И я не стал спорить с ним. Разве и в самом деле моя Иринка не прелесть?..
Никто не знал о том, что она влюблена в Пикаскина, а я тоже ни разу не признался Иринке в том, что знаю сердечную ее тайну.
Тем более что они все реже и реже виделись друг с другом, и в глубине души я полагал, что в конечном счете Иринка забудет о нем, встретит кого-то другого, хорошего, преданного, любящего и будет счастлива так, как она того заслуживает.
Я сильно желал ей счастья. Впрочем, ничего удивительного в том нет: родители обычно всегда желают счастья своим детям.
Пикаскин учился на третьем курсе института, когда у него случилось несчастье: неожиданно, скоропостижно умер его отец.
В ту пору Иринка была где-то под Краснодаром, на практике. Время от времени она звонила мне по телефону.
Как-то, когда она позвонила мне, я сказал ей о том, что случилось у Пикаскина.
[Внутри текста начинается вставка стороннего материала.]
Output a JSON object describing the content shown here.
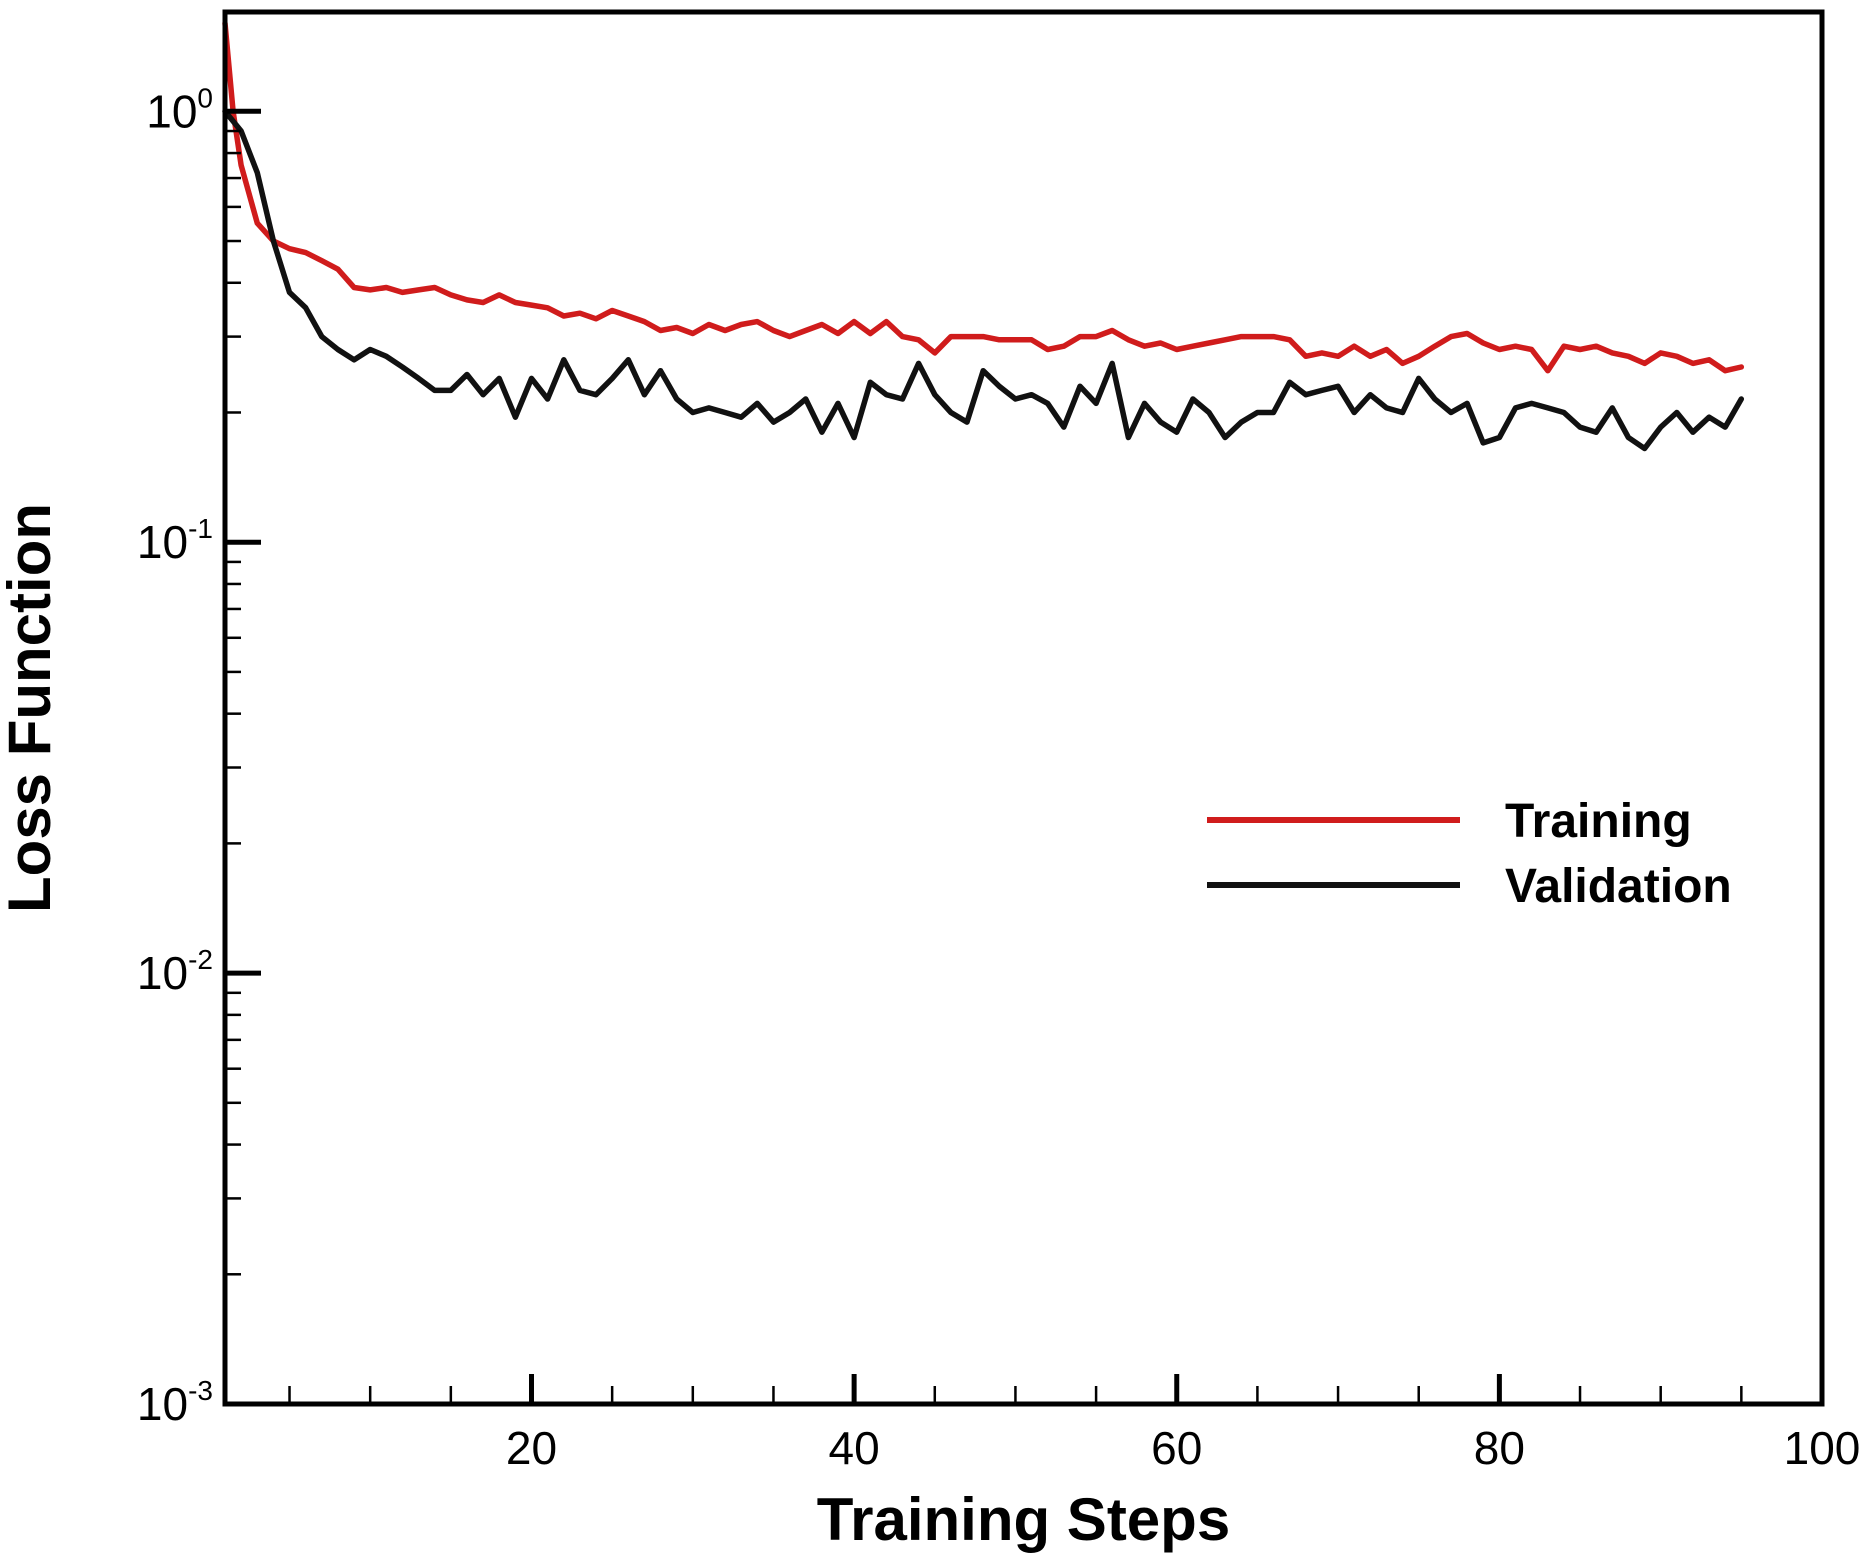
{
  "chart_data": {
    "type": "line",
    "xlabel": "Training Steps",
    "ylabel": "Loss Function",
    "xlim": [
      1,
      100
    ],
    "ylim": [
      0.001,
      1.7
    ],
    "y_scale": "log",
    "grid": false,
    "legend_position": "center-right",
    "x_ticks": [
      {
        "value": 20,
        "label": "20"
      },
      {
        "value": 40,
        "label": "40"
      },
      {
        "value": 60,
        "label": "60"
      },
      {
        "value": 80,
        "label": "80"
      },
      {
        "value": 100,
        "label": "100"
      }
    ],
    "y_ticks": [
      {
        "value": 1,
        "base": "10",
        "exp": "0"
      },
      {
        "value": 0.1,
        "base": "10",
        "exp": "-1"
      },
      {
        "value": 0.01,
        "base": "10",
        "exp": "-2"
      },
      {
        "value": 0.001,
        "base": "10",
        "exp": "-3"
      }
    ],
    "series": [
      {
        "name": "Training",
        "color": "#d01c1c",
        "x": [
          1,
          1.5,
          2,
          3,
          4,
          5,
          6,
          7,
          8,
          9,
          10,
          11,
          12,
          13,
          14,
          15,
          16,
          17,
          18,
          19,
          20,
          21,
          22,
          23,
          24,
          25,
          26,
          27,
          28,
          29,
          30,
          31,
          32,
          33,
          34,
          35,
          36,
          37,
          38,
          39,
          40,
          41,
          42,
          43,
          44,
          45,
          46,
          47,
          48,
          49,
          50,
          51,
          52,
          53,
          54,
          55,
          56,
          57,
          58,
          59,
          60,
          61,
          62,
          63,
          64,
          65,
          66,
          67,
          68,
          69,
          70,
          71,
          72,
          73,
          74,
          75,
          76,
          77,
          78,
          79,
          80,
          81,
          82,
          83,
          84,
          85,
          86,
          87,
          88,
          89,
          90,
          91,
          92,
          93,
          94,
          95
        ],
        "y": [
          1.6,
          1.0,
          0.75,
          0.55,
          0.5,
          0.48,
          0.47,
          0.45,
          0.43,
          0.39,
          0.385,
          0.39,
          0.38,
          0.385,
          0.39,
          0.375,
          0.365,
          0.36,
          0.375,
          0.36,
          0.355,
          0.35,
          0.335,
          0.34,
          0.33,
          0.345,
          0.335,
          0.325,
          0.31,
          0.315,
          0.305,
          0.32,
          0.31,
          0.32,
          0.325,
          0.31,
          0.3,
          0.31,
          0.32,
          0.305,
          0.325,
          0.305,
          0.325,
          0.3,
          0.295,
          0.275,
          0.3,
          0.3,
          0.3,
          0.295,
          0.295,
          0.295,
          0.28,
          0.285,
          0.3,
          0.3,
          0.31,
          0.295,
          0.285,
          0.29,
          0.28,
          0.285,
          0.29,
          0.295,
          0.3,
          0.3,
          0.3,
          0.295,
          0.27,
          0.275,
          0.27,
          0.285,
          0.27,
          0.28,
          0.26,
          0.27,
          0.285,
          0.3,
          0.305,
          0.29,
          0.28,
          0.285,
          0.28,
          0.25,
          0.285,
          0.28,
          0.285,
          0.275,
          0.27,
          0.26,
          0.275,
          0.27,
          0.26,
          0.265,
          0.25,
          0.255
        ]
      },
      {
        "name": "Validation",
        "color": "#111111",
        "x": [
          1,
          2,
          3,
          4,
          5,
          6,
          7,
          8,
          9,
          10,
          11,
          12,
          13,
          14,
          15,
          16,
          17,
          18,
          19,
          20,
          21,
          22,
          23,
          24,
          25,
          26,
          27,
          28,
          29,
          30,
          31,
          32,
          33,
          34,
          35,
          36,
          37,
          38,
          39,
          40,
          41,
          42,
          43,
          44,
          45,
          46,
          47,
          48,
          49,
          50,
          51,
          52,
          53,
          54,
          55,
          56,
          57,
          58,
          59,
          60,
          61,
          62,
          63,
          64,
          65,
          66,
          67,
          68,
          69,
          70,
          71,
          72,
          73,
          74,
          75,
          76,
          77,
          78,
          79,
          80,
          81,
          82,
          83,
          84,
          85,
          86,
          87,
          88,
          89,
          90,
          91,
          92,
          93,
          94,
          95
        ],
        "y": [
          1.0,
          0.9,
          0.72,
          0.5,
          0.38,
          0.35,
          0.3,
          0.28,
          0.265,
          0.28,
          0.27,
          0.255,
          0.24,
          0.225,
          0.225,
          0.245,
          0.22,
          0.24,
          0.195,
          0.24,
          0.215,
          0.265,
          0.225,
          0.22,
          0.24,
          0.265,
          0.22,
          0.25,
          0.215,
          0.2,
          0.205,
          0.2,
          0.195,
          0.21,
          0.19,
          0.2,
          0.215,
          0.18,
          0.21,
          0.175,
          0.235,
          0.22,
          0.215,
          0.26,
          0.22,
          0.2,
          0.19,
          0.25,
          0.23,
          0.215,
          0.22,
          0.21,
          0.185,
          0.23,
          0.21,
          0.26,
          0.175,
          0.21,
          0.19,
          0.18,
          0.215,
          0.2,
          0.175,
          0.19,
          0.2,
          0.2,
          0.235,
          0.22,
          0.225,
          0.23,
          0.2,
          0.22,
          0.205,
          0.2,
          0.24,
          0.215,
          0.2,
          0.21,
          0.17,
          0.175,
          0.205,
          0.21,
          0.205,
          0.2,
          0.185,
          0.18,
          0.205,
          0.175,
          0.165,
          0.185,
          0.2,
          0.18,
          0.195,
          0.185,
          0.215
        ]
      }
    ]
  }
}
Признаюсь, я был доволен, что Иринки не было в Москве в то время, когда умер отец Марика: тогда, я боюсь, она бы забросила все свои дела и целыми днями сидела бы у Марика, стремясь хотя бы немного отвлечь его от горестных воспоминаний.
Служба помощи — ничего не поделаешь! Только так она понимала эту самую службу — быть рядом с другом, поддержать его, если нужно, не оставить в беде, только так, не иначе… А в этот раз она ограничилась тем, что дала Марику сочувственную телеграмму. Правда, телеграмма оказалась на редкость пространной, чуть ли не на сто слов, как она сама позднее мне призналась…
Марик женился спустя несколько лет на красивой девушке, был, по-видимому, вполне доволен своей судьбой.
Иринка бывала у него, подружилась с его женой и, если бы я не знал мою Иринку так, как я знал ее, то, наверное, поверил бы, что она и в самом деле относится к своему Пикаскину, словно к старинному другу, не больше…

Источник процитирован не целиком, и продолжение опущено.